Le formulaire est ouvert du 16 juillet à 15h32 jusqu’au 21 juillet 2026 à 23h59, heure d’Europe centrale. Les candidats disposent de 2 heures et 15 minutes pour répondre à toutes les questions, une durée choisie en référence au temps passé par Neil Armstrong et Buzz Aldrin sur la surface lunaire. Swatch précise que seuls 1969 participants sélectionnés recevront une approbation leur donnant le droit d’acheter la montre.
Le questionnaire compte 32 questions, selon Blick. Le média suisse indique avoir tenté de remplir le formulaire, mais s’être heurté à un message d’erreur. Swatch a reconnu auprès de Blick que la demande était « gigantesque », signe que l’opération marketing a déjà atteint son premier objectif.
Cette mise en scène n’est pas anodine. Le patron de Swatch, Nick Hayek, a déjà critiqué la politique douanière américaine, notamment après les menaces de droits de douane de Donald Trump. En 2025, la marque avait aussi lancé une montre baptisée « What if… tariffs? », clairement inspirée du débat sur les taxes douanières. Avec ce faux ESTA horloger, Swatch ajoute donc une dimension politique et ironique à une opération commerciale très contrôlée.

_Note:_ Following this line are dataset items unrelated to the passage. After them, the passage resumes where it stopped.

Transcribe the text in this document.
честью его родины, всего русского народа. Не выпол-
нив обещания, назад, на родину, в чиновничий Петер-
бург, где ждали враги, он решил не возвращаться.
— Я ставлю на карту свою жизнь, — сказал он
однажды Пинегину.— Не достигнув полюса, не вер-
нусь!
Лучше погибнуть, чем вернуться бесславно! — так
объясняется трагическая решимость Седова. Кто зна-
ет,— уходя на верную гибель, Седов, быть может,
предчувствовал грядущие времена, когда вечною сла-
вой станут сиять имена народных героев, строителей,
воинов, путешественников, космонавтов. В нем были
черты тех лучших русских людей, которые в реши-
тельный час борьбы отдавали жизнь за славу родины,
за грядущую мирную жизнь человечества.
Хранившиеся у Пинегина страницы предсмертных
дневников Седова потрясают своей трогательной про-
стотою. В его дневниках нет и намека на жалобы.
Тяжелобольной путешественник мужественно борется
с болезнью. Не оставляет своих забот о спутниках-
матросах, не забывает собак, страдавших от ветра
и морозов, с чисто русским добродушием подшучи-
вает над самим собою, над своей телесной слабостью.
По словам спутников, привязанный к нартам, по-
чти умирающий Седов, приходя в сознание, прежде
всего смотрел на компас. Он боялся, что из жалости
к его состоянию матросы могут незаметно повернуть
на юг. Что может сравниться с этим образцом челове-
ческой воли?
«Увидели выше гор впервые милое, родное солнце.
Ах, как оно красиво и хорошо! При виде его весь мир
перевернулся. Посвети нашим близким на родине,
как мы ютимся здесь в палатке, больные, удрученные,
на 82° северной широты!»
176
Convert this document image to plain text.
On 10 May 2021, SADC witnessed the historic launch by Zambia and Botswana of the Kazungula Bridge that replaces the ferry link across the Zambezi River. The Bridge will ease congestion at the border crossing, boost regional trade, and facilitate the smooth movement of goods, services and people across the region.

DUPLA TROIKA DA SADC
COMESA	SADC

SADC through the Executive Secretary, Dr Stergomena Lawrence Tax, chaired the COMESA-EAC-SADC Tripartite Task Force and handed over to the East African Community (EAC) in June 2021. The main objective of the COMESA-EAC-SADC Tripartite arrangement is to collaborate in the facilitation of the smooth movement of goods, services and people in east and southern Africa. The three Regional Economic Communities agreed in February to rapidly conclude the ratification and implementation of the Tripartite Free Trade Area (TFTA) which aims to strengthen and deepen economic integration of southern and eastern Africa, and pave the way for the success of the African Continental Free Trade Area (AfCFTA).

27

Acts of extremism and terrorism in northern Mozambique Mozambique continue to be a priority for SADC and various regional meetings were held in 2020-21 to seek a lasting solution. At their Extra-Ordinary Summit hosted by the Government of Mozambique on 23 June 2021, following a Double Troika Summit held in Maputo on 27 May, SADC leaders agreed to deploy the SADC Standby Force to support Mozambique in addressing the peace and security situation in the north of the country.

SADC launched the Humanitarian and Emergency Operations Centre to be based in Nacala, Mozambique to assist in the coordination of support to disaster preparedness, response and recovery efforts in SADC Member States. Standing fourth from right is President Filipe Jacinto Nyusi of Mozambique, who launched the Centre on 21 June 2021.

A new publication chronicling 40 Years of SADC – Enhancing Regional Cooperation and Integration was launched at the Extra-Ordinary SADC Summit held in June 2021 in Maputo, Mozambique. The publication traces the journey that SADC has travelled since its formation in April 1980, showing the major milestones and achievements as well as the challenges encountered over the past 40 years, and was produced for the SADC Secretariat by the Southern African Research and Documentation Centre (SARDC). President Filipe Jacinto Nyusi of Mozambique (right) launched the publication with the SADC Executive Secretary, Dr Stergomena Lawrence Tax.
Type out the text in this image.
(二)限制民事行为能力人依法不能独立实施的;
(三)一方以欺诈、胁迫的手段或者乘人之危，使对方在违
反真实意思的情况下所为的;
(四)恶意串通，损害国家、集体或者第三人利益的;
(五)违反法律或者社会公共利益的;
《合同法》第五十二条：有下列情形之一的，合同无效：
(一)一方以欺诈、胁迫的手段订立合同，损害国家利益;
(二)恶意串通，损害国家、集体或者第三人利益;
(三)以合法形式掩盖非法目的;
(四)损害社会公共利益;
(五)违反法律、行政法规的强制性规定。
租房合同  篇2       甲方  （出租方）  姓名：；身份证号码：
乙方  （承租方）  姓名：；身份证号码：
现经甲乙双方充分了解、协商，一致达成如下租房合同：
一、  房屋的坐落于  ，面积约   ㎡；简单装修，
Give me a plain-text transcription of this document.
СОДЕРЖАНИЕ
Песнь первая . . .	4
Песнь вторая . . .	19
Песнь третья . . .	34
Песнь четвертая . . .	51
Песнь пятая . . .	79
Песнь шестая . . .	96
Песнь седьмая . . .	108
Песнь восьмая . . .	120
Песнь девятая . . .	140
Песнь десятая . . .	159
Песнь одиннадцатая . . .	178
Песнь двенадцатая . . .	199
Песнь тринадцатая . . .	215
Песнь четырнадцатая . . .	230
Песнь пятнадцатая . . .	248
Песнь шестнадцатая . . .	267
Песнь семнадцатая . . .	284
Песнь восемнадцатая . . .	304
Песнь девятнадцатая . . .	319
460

Reste une certitude, obtenir cette Moonswatch ne dépendra pas seulement de la rapidité des acheteurs ou de leur présence devant une boutique. Il faudra d’abord passer le filtre du formulaire, attendre l’éventuelle approbation de Swatch, puis espérer faire partie des 1969 candidats retenus. Pour une montre vendue 500 francs, l’expérience d’achat devient presque aussi scénarisée que le produit lui-même.